Dr Xiaolin Zhang holds a PhD from Florida State University, studying the role of current on the El Nino and Southern Oscillation Prediction by combining theory and data analysis. She then moved to University of Colorado, Boulder to finish her postdoc, exploring the Indian Ocean upwelling by using numerical modeling and data analysis.
Her previous research was mainly focused on ocean dynamics by using theory, observation and modeling. More specifically, her Ph.D thesis at Florida State University studies (1) why the zonal current in the eastern Pacific ocean leads sea level by 2-3 months as well as the ENSO predictors and (2) why the warm water volume can be used as an ENSO predictor by using a linear pure dynamical model. We also explored how the ocean responses to the fresh water flux at interannual timescale in the western equatorial Pacific Ocean by using theory and in situ data. An article relevant to her thesis has received the best student poster award at the 2016 CLIVER Open Science meeting.
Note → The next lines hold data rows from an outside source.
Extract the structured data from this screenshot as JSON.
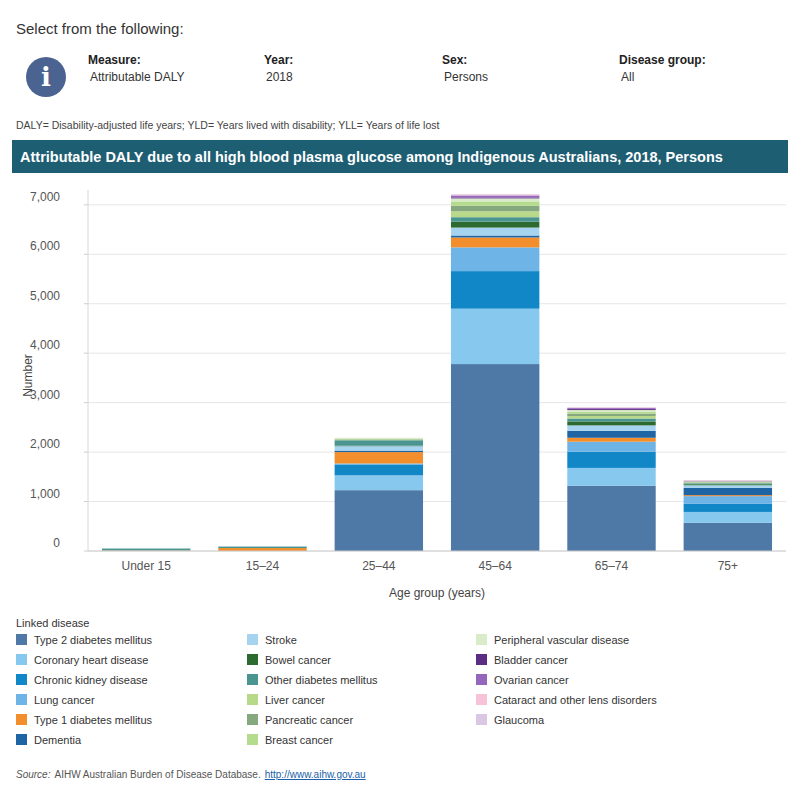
{
  "header": {
    "prompt": "Select from the following:",
    "filters": [
      {
        "label": "Measure:",
        "value": "Attributable DALY"
      },
      {
        "label": "Year:",
        "value": "2018"
      },
      {
        "label": "Sex:",
        "value": "Persons"
      },
      {
        "label": "Disease group:",
        "value": "All"
      }
    ],
    "note": "DALY= Disability-adjusted life years; YLD= Years lived with disability; YLL= Years of life lost"
  },
  "chart_data": {
    "type": "bar",
    "stacked": true,
    "grid": true,
    "title": "Attributable DALY due to all high blood plasma glucose among Indigenous Australians, 2018, Persons",
    "x_label": "Age group (years)",
    "y_label": "Number",
    "legend_title": "Linked disease",
    "categories": [
      "Under 15",
      "15–24",
      "25–44",
      "45–64",
      "65–74",
      "75+"
    ],
    "ylim": [
      0,
      7300
    ],
    "yticks": [
      0,
      {
        "value": 1000,
        "label": "1,000"
      },
      {
        "value": 2000,
        "label": "2,000"
      },
      {
        "value": 3000,
        "label": "3,000"
      },
      {
        "value": 4000,
        "label": "4,000"
      },
      {
        "value": 5000,
        "label": "5,000"
      },
      {
        "value": 6000,
        "label": "6,000"
      },
      {
        "value": 7000,
        "label": "7,000"
      }
    ],
    "series": [
      {
        "name": "Type 2 diabetes mellitus",
        "color": "#4e79a7",
        "values": [
          0,
          0,
          1230,
          3780,
          1320,
          570
        ]
      },
      {
        "name": "Coronary heart disease",
        "color": "#86c8ee",
        "values": [
          0,
          0,
          300,
          1120,
          360,
          220
        ]
      },
      {
        "name": "Chronic kidney disease",
        "color": "#1287c8",
        "values": [
          0,
          0,
          220,
          760,
          330,
          170
        ]
      },
      {
        "name": "Lung cancer",
        "color": "#6fb4e6",
        "values": [
          0,
          0,
          20,
          480,
          200,
          150
        ]
      },
      {
        "name": "Type 1 diabetes mellitus",
        "color": "#f28e2b",
        "values": [
          10,
          60,
          230,
          200,
          80,
          20
        ]
      },
      {
        "name": "Dementia",
        "color": "#1f65a3",
        "values": [
          0,
          0,
          30,
          40,
          140,
          150
        ]
      },
      {
        "name": "Stroke",
        "color": "#a6d3ef",
        "values": [
          0,
          0,
          90,
          160,
          110,
          50
        ]
      },
      {
        "name": "Bowel cancer",
        "color": "#2d6a2f",
        "values": [
          0,
          0,
          10,
          120,
          80,
          20
        ]
      },
      {
        "name": "Other diabetes mellitus",
        "color": "#4a9590",
        "values": [
          40,
          30,
          110,
          90,
          60,
          20
        ]
      },
      {
        "name": "Liver cancer",
        "color": "#b9d98a",
        "values": [
          0,
          0,
          10,
          120,
          50,
          10
        ]
      },
      {
        "name": "Pancreatic cancer",
        "color": "#85a87e",
        "values": [
          0,
          0,
          10,
          110,
          50,
          10
        ]
      },
      {
        "name": "Breast cancer",
        "color": "#b5db8e",
        "values": [
          0,
          0,
          10,
          90,
          40,
          10
        ]
      },
      {
        "name": "Peripheral vascular disease",
        "color": "#d9ebc9",
        "values": [
          0,
          0,
          20,
          60,
          30,
          10
        ]
      },
      {
        "name": "Bladder cancer",
        "color": "#5a2d82",
        "values": [
          0,
          0,
          0,
          20,
          20,
          5
        ]
      },
      {
        "name": "Ovarian cancer",
        "color": "#9467bd",
        "values": [
          0,
          0,
          0,
          40,
          20,
          5
        ]
      },
      {
        "name": "Cataract and other lens disorders",
        "color": "#f6c3d8",
        "values": [
          0,
          0,
          0,
          20,
          10,
          10
        ]
      },
      {
        "name": "Glaucoma",
        "color": "#d9c7e3",
        "values": [
          0,
          0,
          0,
          10,
          10,
          5
        ]
      }
    ]
  },
  "footer": {
    "source_label": "Source:",
    "source_text": "AIHW Australian Burden of Disease Database.",
    "source_url": "http://www.aihw.gov.au"
  }
}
At University of Colorado, Boulder, her postdoc work is about understanding the influence of climate modes on the Indian Ocean upwelling at interannual timescale. On the basis of her phd and postdoc work, in the future, Xiaolin plans to keep working on the (1) air-sea interactions (2) paleoceanography (3) interannual variability (4) global water cycle and barrier layer (5) the interaction between subtropics and tropics (6) the interaction between Indian ocean and Pacific ocean by combining theory, numerical modeling and observational analysis.
Her current project is trying to understand the tropical Pacific mean state, annual cycle and ENSO in Holocene period by using the CMIP6 model and Linear Atmosphere-Ocean Model and the Causes of Decadal to Centennial Regional Sea Level Variations.
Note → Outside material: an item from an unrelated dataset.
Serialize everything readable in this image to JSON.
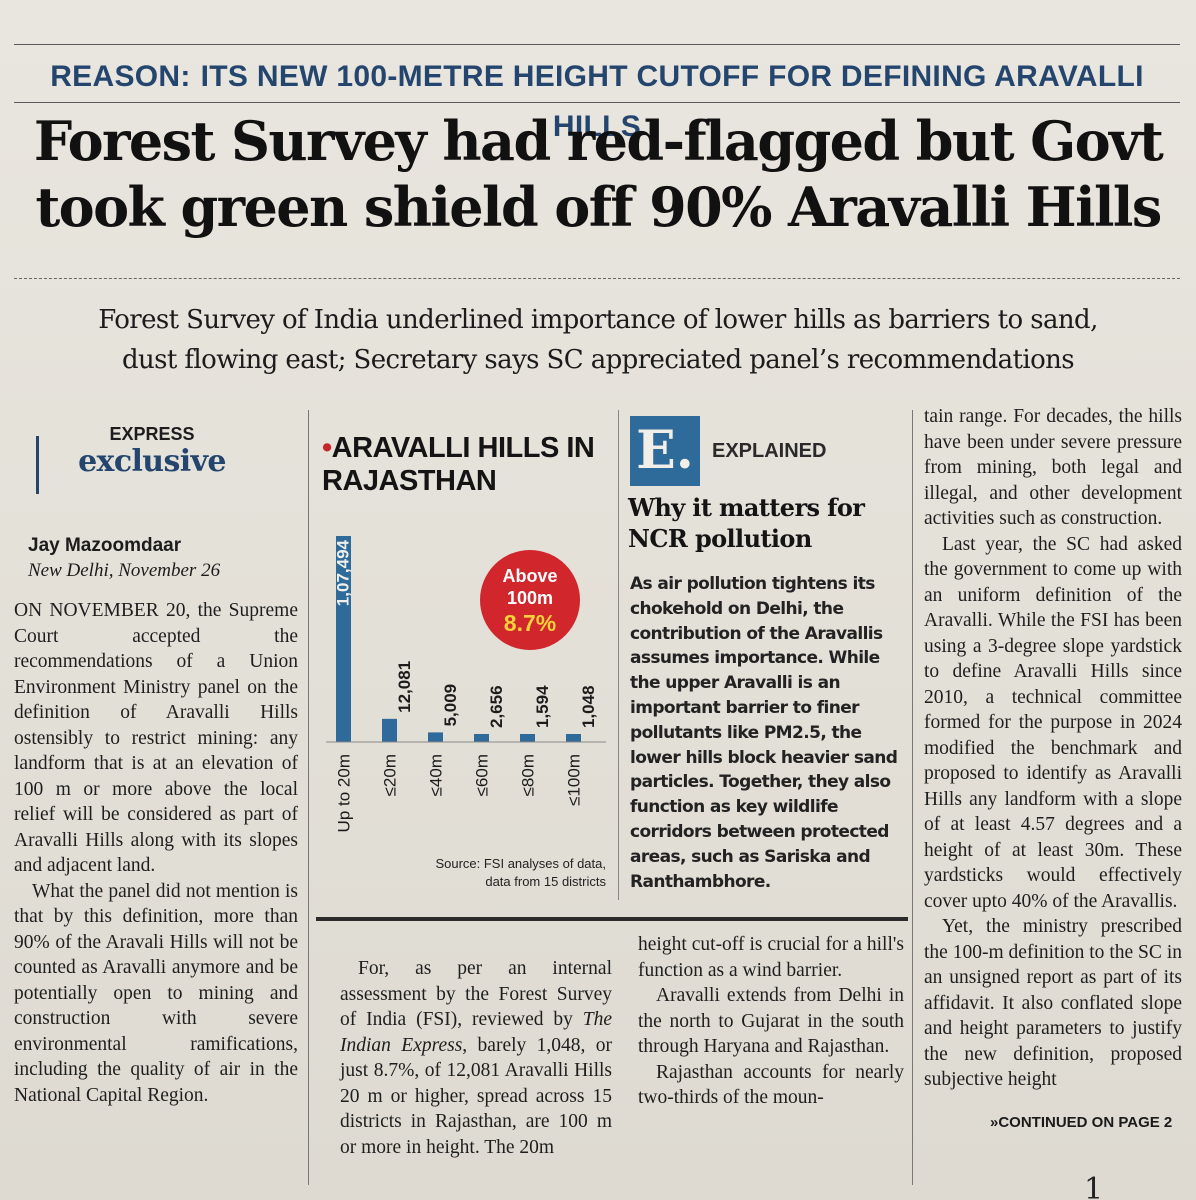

In the recent published article, “On the Physics of the Warm Water Volume and El Niño /La Niña Predictability” co-written by Allan J. Clarke and Xiaolin Zhang, they explained the mechanisms related to the asymmetry of big El Nino and La Nina events. Many theories have been advanced to explain the generation mechanism of El Niño and the Southern Oscillation (ENSO) in the equatorial Pacific. The Bjerknes mechanism relies on an ocean-atmosphere instability involving the anomalous Pacific equatorial zonal sea surface temperature (SST) gradient. Others have suggested that the zonal equatorial movement of the equatorial Pacific warm/fresh pool and associated air-sea interaction are key to ENSO generation. Recently El Niño flavors related to central Pacific and eastern Pacific SST anomalies have been the subject of much community discussion. Theories of El Niño generation and its demise should explain why major El Niño indices are phase-locked to the seasonal cycle, why there is a persistence barrier to ENSO prediction, and why certain quantities like the equatorial warm water volume can foreshadow El Niño. In their work it is shown using simple physical arguments that the movement of the warm pool right at the equator is crucial to understanding El Niño dynamics and our ability to predict El Niño/La Niña.